Flush out unit tests
Provide ability to write a more robust set of tests
We have some RPC tests but being able to express tests at a higher level (type ‘A’, move cursor to X:Y, add cursor at A:B, transpose, paste “XYZ”, etc) would make it much easier to express the operations in a maintainable way & provide for ways to easily validate.
Follow-on work could include “property testing,” which generates test cases automatically (resulting in higher coverage) and tests properties such as correctness of incremental algorithms.
Tests can be easily added without a lot of effort to validate complex editing interactions. The student would evaluate the ease with which tests can be written by having other members utilize the new infrastructure to contribute a few tests. A design doc would briefly outline what a unit test would look like.

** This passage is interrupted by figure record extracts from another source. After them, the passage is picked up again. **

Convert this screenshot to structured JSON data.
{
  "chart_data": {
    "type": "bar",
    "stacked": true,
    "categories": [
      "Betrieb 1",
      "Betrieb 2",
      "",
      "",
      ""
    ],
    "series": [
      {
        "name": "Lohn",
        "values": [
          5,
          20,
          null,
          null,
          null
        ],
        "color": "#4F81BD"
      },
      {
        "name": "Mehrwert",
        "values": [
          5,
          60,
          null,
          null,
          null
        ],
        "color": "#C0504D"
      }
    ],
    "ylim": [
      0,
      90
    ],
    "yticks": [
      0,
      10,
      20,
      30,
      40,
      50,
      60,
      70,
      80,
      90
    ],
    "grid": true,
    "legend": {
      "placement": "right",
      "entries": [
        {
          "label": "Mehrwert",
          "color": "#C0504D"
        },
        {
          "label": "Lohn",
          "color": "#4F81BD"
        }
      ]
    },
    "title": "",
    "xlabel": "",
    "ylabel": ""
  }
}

This is a medium to hard difficulty focusing on testing infrastructure, not risky. Most of the difficulty is around making it easy to write and maintain unit tests as well as the infrastructure itself. For example, a DSL might be written to initialize the state of the eidtor along the lines of [ABC)b|e(DEF] which would mean that the document contains the string “ABCbeDEF”, ABC is selected from A->C, there’s a cursor between b & e, and DEF is selected F->D.
Memory map text buffers
Improve performance editing large files
A very common function for text editors is to open large files. Xi’s RPC architecture means it has to be smarter to avoid copying the full document over IPC by sending only the visible portion of a document + small deltas as changes are made. Plugins that need full document access however (code analyzer, refactoring, search tools, etc) will end up needing to maintain a copy of the full document in-process. This means that the startup time for plugins will be really slow (as the document is copied several times to serialize to JSON, write into a file descriptor, read from a file descriptor & then deserialize again). Additionally, the memory usage will scale at O(mn) where m is the size of the document and n is the number of plugins which is undesirable. Additionally, some front-end features like printing still require full access to the document. Memory-mapping the buffer data offers a way to share 1 copy between all processes without any copying occuring. IPC will just need to synchronize the pointers into that buffer.

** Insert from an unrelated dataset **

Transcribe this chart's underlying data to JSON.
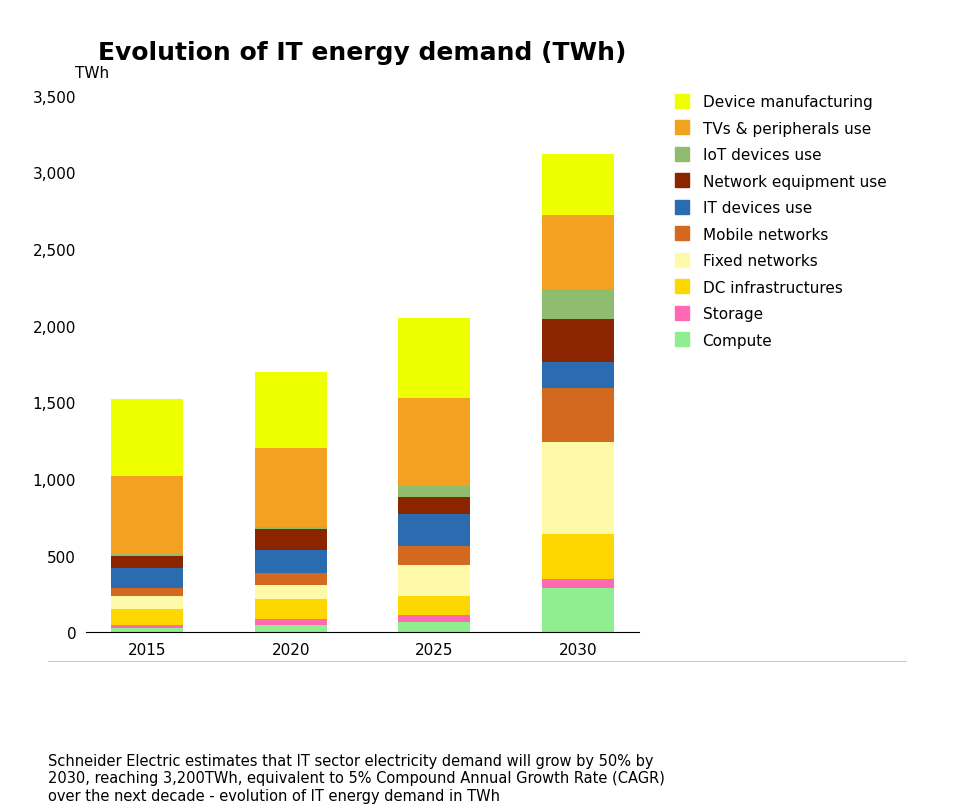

An MVP outcome is for the core infrastructure to store the buffer data (original file + deltas) in one or two contiguous buffers. The rope data structure would then simply reference regions into that buffer. An ideal outcome would be to also provide a mechanism for mapping those buffers into plugins/frontends, building up the rope data structure in plugins/frontends & an IPC mechanism for keeping everything in-sync. A final outcome would be to come up with a good corpus of benchmarks to show the speed & memory usage impact.

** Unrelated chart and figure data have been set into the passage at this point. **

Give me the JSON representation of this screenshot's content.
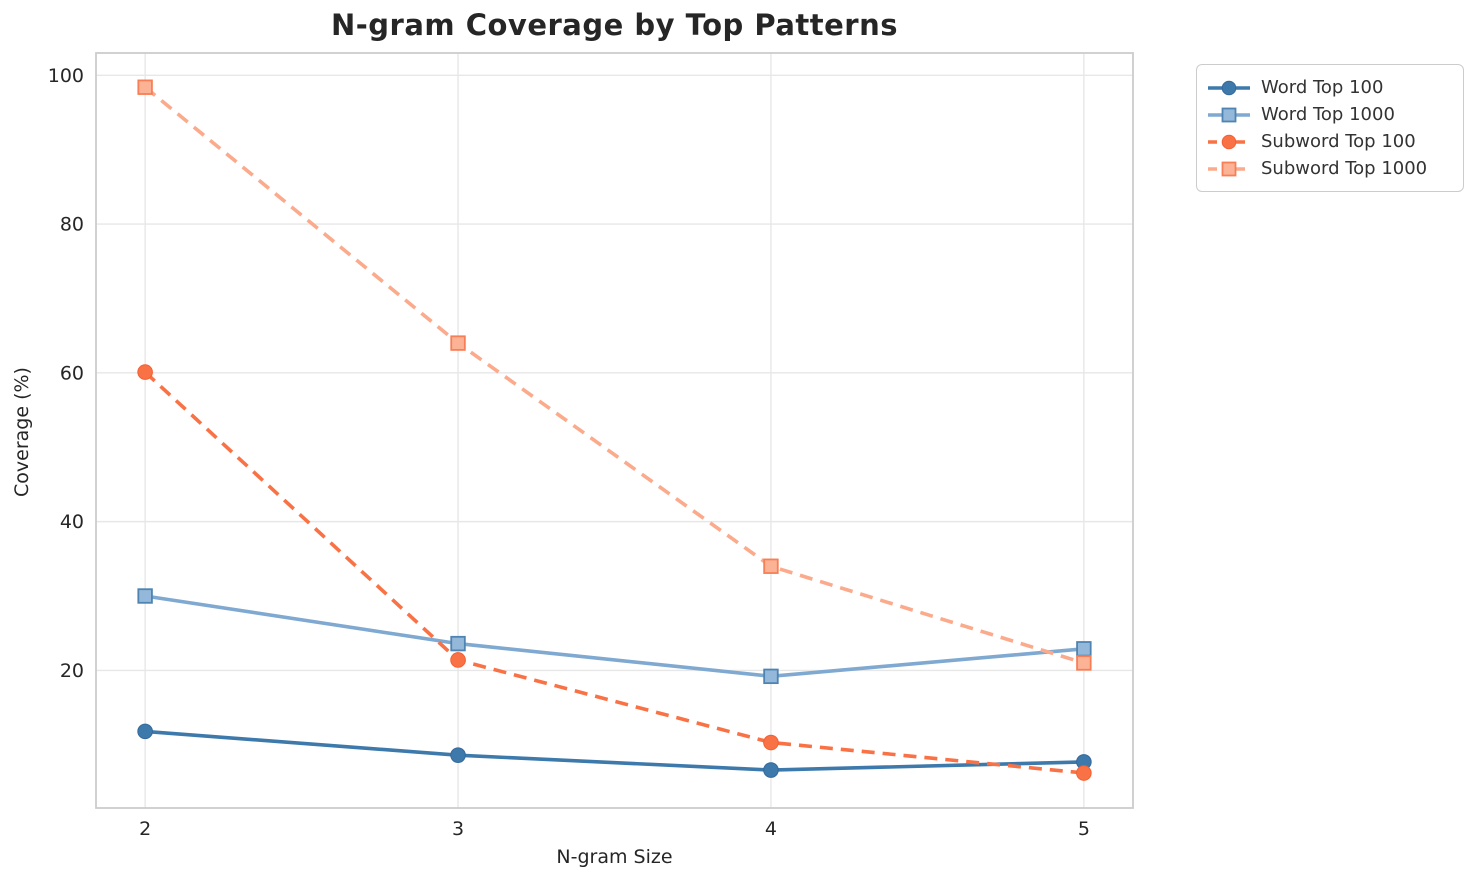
{
  "title": "N-gram Coverage by Top Patterns",
  "style": {
    "background": "#ffffff",
    "grid_color": "#e7e7e7",
    "spine_color": "#cccccc",
    "text_color": "#262626",
    "legend_border": "#cccccc",
    "legend_text_color": "#333333"
  },
  "chart_data": {
    "type": "line",
    "title": "N-gram Coverage by Top Patterns",
    "xlabel": "N-gram Size",
    "ylabel": "Coverage (%)",
    "x": [
      2,
      3,
      4,
      5
    ],
    "xticks": [
      2,
      3,
      4,
      5
    ],
    "yticks": [
      20,
      40,
      60,
      80,
      100
    ],
    "xlim": [
      1.843,
      5.157
    ],
    "ylim": [
      1.5,
      103.0
    ],
    "grid": true,
    "legend_position": "outside upper right",
    "series": [
      {
        "name": "Word Top 100",
        "color": "#3d7aab",
        "marker": "circle",
        "marker_fill": "#3d7aab",
        "marker_edge": "#35689a",
        "linestyle": "solid",
        "values": [
          11.8,
          8.6,
          6.6,
          7.7
        ]
      },
      {
        "name": "Word Top 1000",
        "color": "#7fa9d0",
        "marker": "square",
        "marker_fill": "#93b8d9",
        "marker_edge": "#4f84b2",
        "linestyle": "solid",
        "values": [
          30.0,
          23.6,
          19.2,
          22.9
        ]
      },
      {
        "name": "Subword Top 100",
        "color": "#f97245",
        "marker": "circle",
        "marker_fill": "#f97245",
        "marker_edge": "#f45f31",
        "linestyle": "dashed",
        "values": [
          60.1,
          21.4,
          10.3,
          6.2
        ]
      },
      {
        "name": "Subword Top 1000",
        "color": "#fbaa8c",
        "marker": "square",
        "marker_fill": "#fcb295",
        "marker_edge": "#f87f55",
        "linestyle": "dashed",
        "values": [
          98.4,
          64.0,
          34.0,
          21.0
        ]
      }
    ]
  }
}
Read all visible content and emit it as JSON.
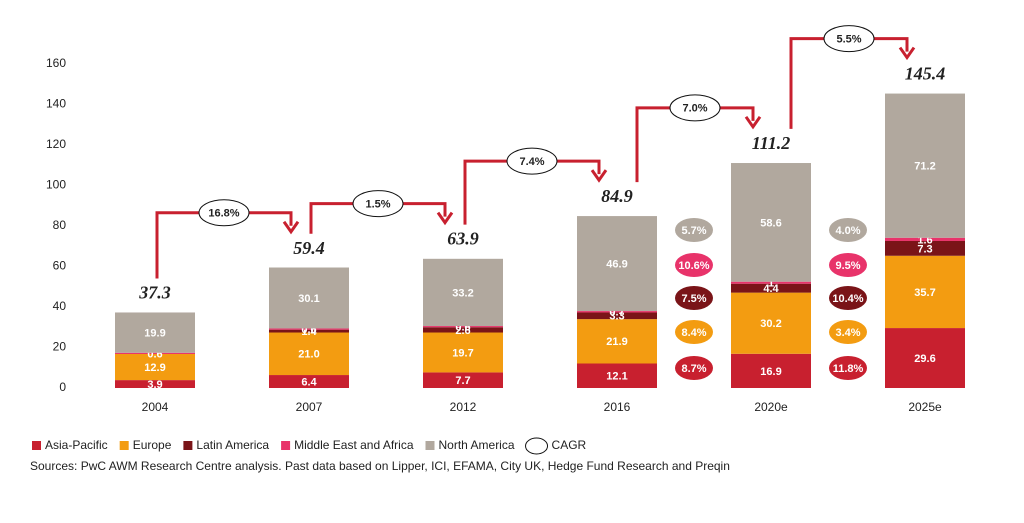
{
  "chart_data": {
    "type": "stacked_bar",
    "categories": [
      "2004",
      "2007",
      "2012",
      "2016",
      "2020e",
      "2025e"
    ],
    "ylim": [
      0,
      160
    ],
    "yticks": [
      0,
      20,
      40,
      60,
      80,
      100,
      120,
      140,
      160
    ],
    "series": [
      {
        "name": "Asia-Pacific",
        "color": "#c8202f",
        "values": [
          3.9,
          6.4,
          7.7,
          12.1,
          16.9,
          29.6
        ],
        "cagr_values": [
          8.7,
          11.8
        ],
        "cagr_labels": [
          "8.7%",
          "11.8%"
        ]
      },
      {
        "name": "Europe",
        "color": "#f39c11",
        "values": [
          12.9,
          21.0,
          19.7,
          21.9,
          30.2,
          35.7
        ],
        "value_labels": [
          "12.9",
          "21.0",
          "19.7",
          "21.9",
          "30.2",
          "35.7"
        ],
        "cagr_values": [
          8.4,
          3.4
        ],
        "cagr_labels": [
          "8.4%",
          "3.4%"
        ]
      },
      {
        "name": "Latin America",
        "color": "#7a1418",
        "values": [
          null,
          1.4,
          2.6,
          3.3,
          4.4,
          7.3
        ],
        "cagr_values": [
          7.5,
          10.4
        ],
        "cagr_labels": [
          "7.5%",
          "10.4%"
        ]
      },
      {
        "name": "Middle East and Africa",
        "color": "#e8336a",
        "values": [
          0.6,
          0.6,
          0.6,
          0.7,
          1.0,
          1.6
        ],
        "cagr_values": [
          10.6,
          9.5
        ],
        "cagr_labels": [
          "10.6%",
          "9.5%"
        ]
      },
      {
        "name": "North America",
        "color": "#b1a89e",
        "values": [
          19.9,
          30.1,
          33.2,
          46.9,
          58.6,
          71.2
        ],
        "cagr_values": [
          5.7,
          4.0
        ],
        "cagr_labels": [
          "5.7%",
          "4.0%"
        ]
      }
    ],
    "totals": {
      "values": [
        37.3,
        59.4,
        63.9,
        84.9,
        111.2,
        145.4
      ]
    },
    "cagr": {
      "values": [
        16.8,
        1.5,
        7.4,
        7.0,
        5.5
      ],
      "value_labels": [
        "16.8%",
        "1.5%",
        "7.4%",
        "7.0%",
        "5.5%"
      ]
    },
    "cagr_legend": "CAGR",
    "source": "Sources: PwC AWM Research Centre analysis. Past data  based on Lipper, ICI, EFAMA, City UK, Hedge Fund Research and Preqin"
  }
}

This would entail a high degree of difficulty and require risky changes to a fundamental data structure. It would require altering the rope data structure to be able to have a pointer to a string slice rather than own a string itself. It would require altering the file reading code to carefully fill in buffers that have been carefully allocated on page-aligned boundaries. Editing infrastructure + ropes would have to learn how to fill a different set of memory pages that could be shared. Then, there would need to be RPC work done so that all these data structures synchronized very quickly. The final piece would be swapping out the existing buffer synchronization mechanism with the mmap piece. The existing model synchronization IPC will probably remain useful for intermachine scenarios (collaborative editing, editing remote files, etc).